To which I would add that while Mike Cassidy’s advice about sitting still while waiting for traffic to provide an opening on the right is very sound, the 300-foot rule in the law would appear to not make moving forward for up to 300 feet illegal.

Hostmark/Highway 305 lights are too short, bus driver says

The in basket: Michael Courtright, a school bus driver for North Kitsap schools, says he is happy with the improvements to Highway 305 through Poulsbo. 

“A trip that could sometimes take up to 15 minutes (and that was before the construction started), now takes less than five minutes,” he said. “Even if I catch the lights out of sequence it still takes a lot less time than it used to – and is a lot less frustrating than the stop-and-go traffic that resulted from the old two-lane road.”

But he finds that the left-turn arrows from the highway to go uphill on Hostmark and those for left turns from Hostmark to go south on 305 to be awfully short in the afternoons.
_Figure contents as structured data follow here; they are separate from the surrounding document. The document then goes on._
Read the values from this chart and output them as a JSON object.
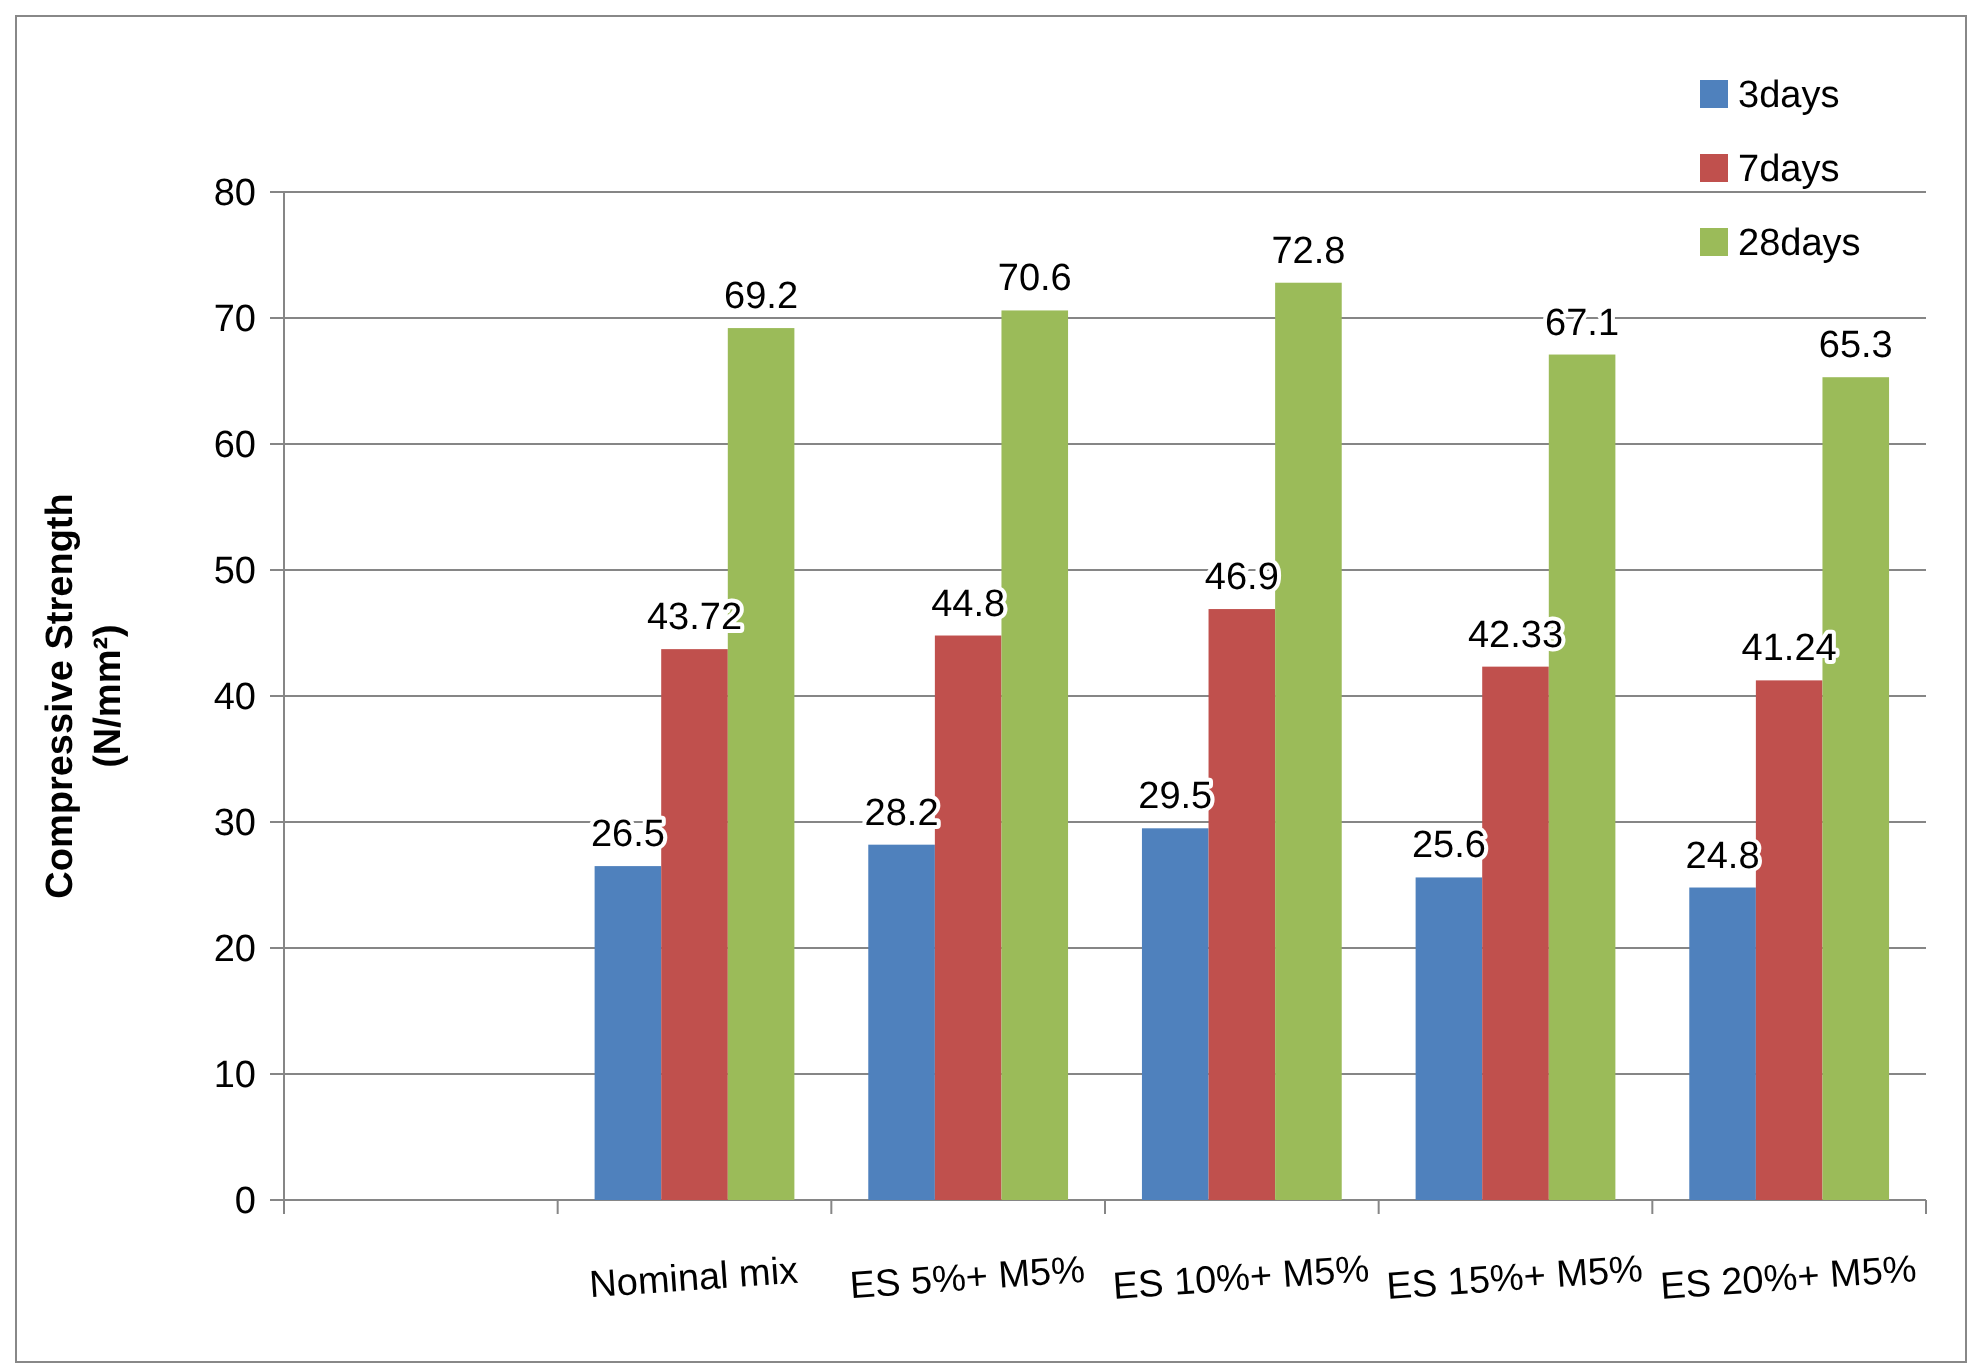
{
  "chart_data": {
    "type": "bar",
    "ylabel": "Compressive Strength (N/mm²)",
    "categories": [
      null,
      "Nominal mix",
      "ES 5%+ M5%",
      "ES 10%+ M5%",
      "ES 15%+ M5%",
      "ES 20%+ M5%"
    ],
    "series": [
      {
        "name": "3days",
        "color": "#4f81bd",
        "values": [
          null,
          26.5,
          28.2,
          29.5,
          25.6,
          24.8
        ]
      },
      {
        "name": "7days",
        "color": "#c0504d",
        "values": [
          null,
          43.72,
          44.8,
          46.9,
          42.33,
          41.24
        ]
      },
      {
        "name": "28days",
        "color": "#9bbb59",
        "values": [
          null,
          69.2,
          70.6,
          72.8,
          67.1,
          65.3
        ]
      }
    ],
    "ylim": [
      0,
      80
    ],
    "yticks": [
      0,
      10,
      20,
      30,
      40,
      50,
      60,
      70,
      80
    ],
    "grid": "y",
    "legend": "top right",
    "data_labels": true
  }
}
Only about three vehicles can make it through before it turns red, he said. 

More, including school buses, get through on those turn lights in the mornings.  He wonders if it can be improved. 

The out basket: We’ve discussed in a past column how and why the needs of side road and left turn traffic are intentionally subordinate to through traffic on 305.
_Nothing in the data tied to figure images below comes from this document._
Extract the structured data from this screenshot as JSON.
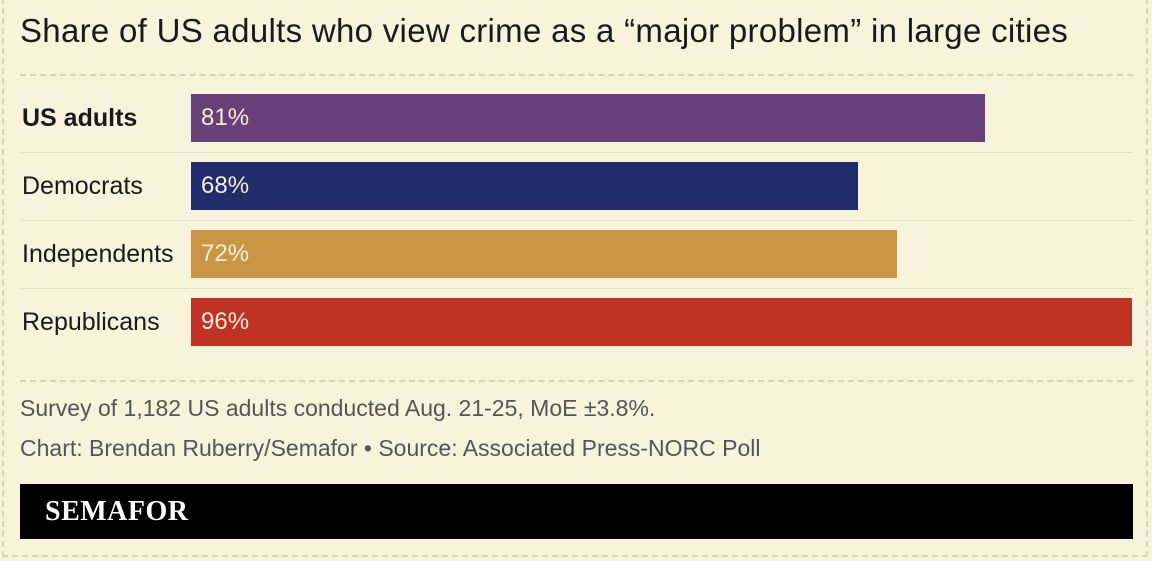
{
  "chart_data": {
    "type": "bar",
    "orientation": "horizontal",
    "title": "Share of US adults who view crime as a “major problem” in large cities",
    "categories": [
      "US adults",
      "Democrats",
      "Independents",
      "Republicans"
    ],
    "values": [
      81,
      68,
      72,
      96
    ],
    "value_labels": [
      "81%",
      "68%",
      "72%",
      "96%"
    ],
    "colors": [
      "#693f77",
      "#202c6b",
      "#ca9544",
      "#c03223"
    ],
    "xlim": [
      0,
      96
    ],
    "grid": false,
    "legend": "none"
  },
  "notes": {
    "survey": "Survey of 1,182 US adults conducted Aug. 21-25, MoE ±3.8%.",
    "credit": "Chart: Brendan Ruberry/Semafor • Source: Associated Press-NORC Poll"
  },
  "footer": {
    "brand": "SEMAFOR"
  }
}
But the timing of the lights remains a works in progress, says Jim Johnstone of the state’s signal shop, and that was complicated until recently by a broken in-pavement detector at Hostmark. That has been fixed and “we are developing a time-of-day plan to operate from 1:45 to 2:45 p.m. which will give more time to both of the left turns mentioned by Mr. Courtright,” he said.

“This is all part of the retiming process. We put in our starting point times, tweak those to what we like and then see what kind of complaints we get and then address those as best as we can,” Jim said.